Resource-aware Computation-Communication Overlap for multi-GPU ML Workloads

2026-06-08Distributed, Parallel, and Cluster Computing

Distributed, Parallel, and Cluster ComputingArtificial Intelligence
AI summary

The authors studied how to speed up training large machine learning models on multiple GPUs by doing computation and communication at the same time instead of one after the other. They use two techniques to manage GPU resources: controlling how much shared memory each computation task uses and giving communication tasks higher priority so they don’t get blocked. Their experiments on various GPUs show that these changes can reduce total training time by up to about 25%, all without needing to change existing software libraries. This means faster training by better overlapping work on the GPUs.

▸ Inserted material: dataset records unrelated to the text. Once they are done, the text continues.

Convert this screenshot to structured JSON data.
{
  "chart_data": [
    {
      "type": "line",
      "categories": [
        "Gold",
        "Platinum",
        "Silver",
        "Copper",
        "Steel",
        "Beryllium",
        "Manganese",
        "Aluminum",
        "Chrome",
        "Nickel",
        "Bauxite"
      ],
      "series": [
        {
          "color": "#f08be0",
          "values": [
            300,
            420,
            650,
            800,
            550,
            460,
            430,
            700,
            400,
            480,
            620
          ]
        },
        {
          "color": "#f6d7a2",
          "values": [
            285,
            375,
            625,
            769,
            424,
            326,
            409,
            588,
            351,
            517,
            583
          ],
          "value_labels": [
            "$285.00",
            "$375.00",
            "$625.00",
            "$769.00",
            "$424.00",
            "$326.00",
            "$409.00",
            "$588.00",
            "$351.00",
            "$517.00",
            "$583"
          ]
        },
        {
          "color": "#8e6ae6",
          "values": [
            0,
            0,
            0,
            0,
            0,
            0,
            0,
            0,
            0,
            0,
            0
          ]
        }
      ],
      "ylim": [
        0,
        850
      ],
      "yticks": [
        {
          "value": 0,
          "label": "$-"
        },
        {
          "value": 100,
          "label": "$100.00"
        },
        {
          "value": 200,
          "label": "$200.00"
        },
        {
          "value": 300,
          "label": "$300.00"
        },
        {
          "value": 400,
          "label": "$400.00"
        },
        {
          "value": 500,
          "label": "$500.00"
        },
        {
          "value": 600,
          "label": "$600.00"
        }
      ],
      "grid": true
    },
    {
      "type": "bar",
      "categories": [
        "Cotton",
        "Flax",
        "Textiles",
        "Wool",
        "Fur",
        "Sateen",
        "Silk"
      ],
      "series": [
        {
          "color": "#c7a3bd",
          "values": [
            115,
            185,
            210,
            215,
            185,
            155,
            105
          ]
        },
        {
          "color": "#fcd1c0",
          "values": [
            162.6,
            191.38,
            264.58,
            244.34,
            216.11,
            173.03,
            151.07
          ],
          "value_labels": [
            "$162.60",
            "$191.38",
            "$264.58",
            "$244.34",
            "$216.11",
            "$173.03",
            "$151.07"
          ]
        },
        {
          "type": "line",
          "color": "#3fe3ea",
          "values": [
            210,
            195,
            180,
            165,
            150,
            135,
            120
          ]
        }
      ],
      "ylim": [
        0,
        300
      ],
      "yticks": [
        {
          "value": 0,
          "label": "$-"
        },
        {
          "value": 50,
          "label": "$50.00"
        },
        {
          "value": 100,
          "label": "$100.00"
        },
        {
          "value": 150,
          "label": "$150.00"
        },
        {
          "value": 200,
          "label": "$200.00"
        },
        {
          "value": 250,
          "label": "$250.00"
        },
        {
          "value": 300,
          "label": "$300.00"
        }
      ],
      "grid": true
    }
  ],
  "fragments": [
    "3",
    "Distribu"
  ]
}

distributed trainingmulti-GPUcommunication overheadcomputation-communication overlapshared memorykernel schedulingNVIDIA A100AMD MI250Xcollective communicationexecution time optimization
Authors
Minyu Cui, Miquel Pericas
Abstract
The rapid growth of large-scale machine learning (ML) has made distributed training across multiple GPUs a fundamental component of modern ML systems. As model sizes and computational throughput continue to increase, communication overhead has become a dominant bottleneck in multi-GPU training, particularly when computation and communication are executed sequentially. This work explores concurrent execution of computation and collective communication using two portable runtime controls: shared-memory-driven occupancy shaping for computation kernels and elevated scheduling priority for communication kernels. Our approach regulates computation-kernel residency through per-block shared-memory allocation, leaving sufficient on-chip resources for communication kernels to make progress. In addition, assigning higher priority to communication streams ensures steady communication progress once resources become available. Experiments on NVIDIA A40, A100, H100, and AMD MI250X GPUs demonstrate that the proposed method enables effective computation-communication overlap and reduces total execution time by up to 25.5 percent, without modifying vendor libraries or kernel implementations.